В стороне, обнажив головы, стояли крестьяне Тригорского и Михайловского, потрудившиеся над рытьем могилы, пока еще временной: земля так промерзла, что пришлось пробивать ломом лед и засыпать гроб снегом до весенней оттепели.
Такова была горсточка людей, провожавшая Пушкина в могилу: почти никого из столичных властей, но зато верный «Савельич» – Никита Козлов, сопровождавший его по жизненным дорогам от колыбели на Немецкой улице до Святогорского погоста; старый друг, определявший его в лицей, хлопотавший за него в годы ссылки, посылавший ему из чужих краев античные вазы и современную хронику Парижа; две девушки из Тригорского, для которых со временем этот снеговой холм будет связан с бессмертными стихами: «Владимир Ленский здесь лежит, погибший рано смертью смелых…»; и, наконец, несколько псковских крепостных, словно посланных к могиле убитого поэта тем подневольным народом, который своими сказаниями обогатил его творчество и навсегда принимал теперь в свою память имя Пушкина, чтоб донести его до далекой, но неизбежной эпохи своего освобождения.
IX
НАСЛЕДИЕ ПУШКИНА
1
А вокруг уже поднималось «племя младое, незнакомое…». Над раскрытым гробом Пушкина Россия услышала голос нового гениального лирика – Лермонтова, словно продолжавшего заветы погибшего поэта в своих разящих стихах и смелом вызове палачам «свободы, гения и славы». Телу Пушкина пришел поклониться студент-филолог Петербургского университета Иван Тургенев. «Пушкин был в ту эпоху для меня, как и для многих моих сверстников, чем-то вроде полубога», – вспоминал он впоследствии. Младший чиновник департамента внешней торговли И. А. Гончаров, услышав на службе о смерти поэта, вышел из канцелярии и разрыдался: «Я не мог понять, чтоб тот, перед кем я склонял мысленно колена, лежал бездыханным…» В далеком Мюнхене молодой служащий русского посольства Тютчев, чьи стихи Пушкин перед смертью напечатал в своем «Современнике», писал свое знаменитое обращение к убитому поэту: «Тебя, как первую любовь, России сердце не забудет…» Другой начинающий лирик, также уже представленный в стихотворном отделе пушкинского журнала, воронежский песенник Кольцов, выразил в двух словах впечатление русских поэтов от постигшей их утраты: «Прострелено солнце!..»

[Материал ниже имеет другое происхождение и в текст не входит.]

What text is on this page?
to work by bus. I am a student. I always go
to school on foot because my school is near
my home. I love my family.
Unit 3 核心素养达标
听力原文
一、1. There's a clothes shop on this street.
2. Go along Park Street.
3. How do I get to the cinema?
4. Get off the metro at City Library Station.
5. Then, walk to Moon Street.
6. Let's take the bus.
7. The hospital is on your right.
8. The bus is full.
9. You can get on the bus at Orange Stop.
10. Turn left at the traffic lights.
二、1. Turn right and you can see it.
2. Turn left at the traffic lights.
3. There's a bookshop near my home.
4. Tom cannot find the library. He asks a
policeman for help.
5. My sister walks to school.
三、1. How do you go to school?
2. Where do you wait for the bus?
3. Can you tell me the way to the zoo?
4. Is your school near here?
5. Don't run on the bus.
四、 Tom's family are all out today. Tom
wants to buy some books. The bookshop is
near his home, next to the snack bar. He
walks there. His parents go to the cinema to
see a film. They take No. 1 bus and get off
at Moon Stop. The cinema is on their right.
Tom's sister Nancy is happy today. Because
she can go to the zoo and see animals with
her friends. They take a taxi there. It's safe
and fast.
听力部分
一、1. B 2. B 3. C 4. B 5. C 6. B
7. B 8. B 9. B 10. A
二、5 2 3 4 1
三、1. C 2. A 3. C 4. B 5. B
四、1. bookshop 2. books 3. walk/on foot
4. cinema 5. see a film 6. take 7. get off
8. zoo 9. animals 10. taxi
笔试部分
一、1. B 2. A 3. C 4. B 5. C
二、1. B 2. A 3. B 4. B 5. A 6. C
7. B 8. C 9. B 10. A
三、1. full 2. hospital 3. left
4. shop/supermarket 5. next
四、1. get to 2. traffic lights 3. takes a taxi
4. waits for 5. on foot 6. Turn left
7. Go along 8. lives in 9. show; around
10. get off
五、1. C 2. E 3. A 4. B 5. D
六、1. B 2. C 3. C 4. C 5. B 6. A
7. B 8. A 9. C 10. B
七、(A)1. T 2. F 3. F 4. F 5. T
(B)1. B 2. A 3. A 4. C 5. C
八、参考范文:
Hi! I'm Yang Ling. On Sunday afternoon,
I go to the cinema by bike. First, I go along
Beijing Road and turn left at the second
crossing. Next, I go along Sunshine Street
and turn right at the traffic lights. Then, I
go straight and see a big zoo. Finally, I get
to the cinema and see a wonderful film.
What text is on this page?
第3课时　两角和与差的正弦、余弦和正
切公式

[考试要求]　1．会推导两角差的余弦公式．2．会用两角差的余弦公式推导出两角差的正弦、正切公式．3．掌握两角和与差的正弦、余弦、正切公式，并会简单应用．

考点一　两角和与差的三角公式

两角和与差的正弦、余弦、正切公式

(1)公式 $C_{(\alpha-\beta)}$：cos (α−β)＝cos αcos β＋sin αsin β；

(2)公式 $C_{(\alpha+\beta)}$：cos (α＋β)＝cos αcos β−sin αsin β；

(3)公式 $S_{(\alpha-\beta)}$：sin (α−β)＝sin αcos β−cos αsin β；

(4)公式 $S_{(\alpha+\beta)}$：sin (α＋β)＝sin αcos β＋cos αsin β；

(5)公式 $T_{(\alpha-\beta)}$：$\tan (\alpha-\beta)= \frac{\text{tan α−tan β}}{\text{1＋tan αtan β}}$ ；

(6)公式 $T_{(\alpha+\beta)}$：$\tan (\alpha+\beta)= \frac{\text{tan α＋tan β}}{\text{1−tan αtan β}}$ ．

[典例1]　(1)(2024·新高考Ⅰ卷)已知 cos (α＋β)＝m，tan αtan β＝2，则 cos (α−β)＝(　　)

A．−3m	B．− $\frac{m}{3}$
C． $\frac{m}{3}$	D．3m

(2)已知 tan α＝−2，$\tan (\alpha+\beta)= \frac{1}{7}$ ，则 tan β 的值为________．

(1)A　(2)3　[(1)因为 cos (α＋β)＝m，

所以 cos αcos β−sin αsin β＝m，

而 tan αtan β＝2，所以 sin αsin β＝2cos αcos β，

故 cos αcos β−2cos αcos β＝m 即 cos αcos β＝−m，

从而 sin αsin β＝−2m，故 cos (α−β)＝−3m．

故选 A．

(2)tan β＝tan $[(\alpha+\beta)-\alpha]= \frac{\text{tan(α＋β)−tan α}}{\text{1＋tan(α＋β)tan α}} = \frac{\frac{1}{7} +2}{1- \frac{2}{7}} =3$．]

Мысль и слово Пушкина уже владели целым литературным поколением и невидимо формировали его. Через десять-пятнадцать лет эти юноши и подростки выступят могучими строителями великой русской реалистической литературы, воспринимающей у Пушкина глубокую правду его живописи, безошибочную верность его рисунка, неотразимую подлинность образов, высокую социальную чуткость замыслов, широту и смелость композиций.
Представители старшего поколения уже утверждали эту великую пушкинскую традицию русской литературы. Гоголь в сороковые годы продолжает свою работу над замыслом, подаренным ему Пушкиным, – над «Мертвыми душами». Белинский, уже оцененный редактором «Современника» и намеченный им в сотрудники своего журнала, дает первую полную и цельную монографию о творчестве Пушкина; ряд положений этой замечательной книги ляжет в основу всей позднейшей критической мысли и отразится на отзывах о Пушкине крупнейших представителей демократической критики шестидесятых годов – Чернышевского и Добролюбова.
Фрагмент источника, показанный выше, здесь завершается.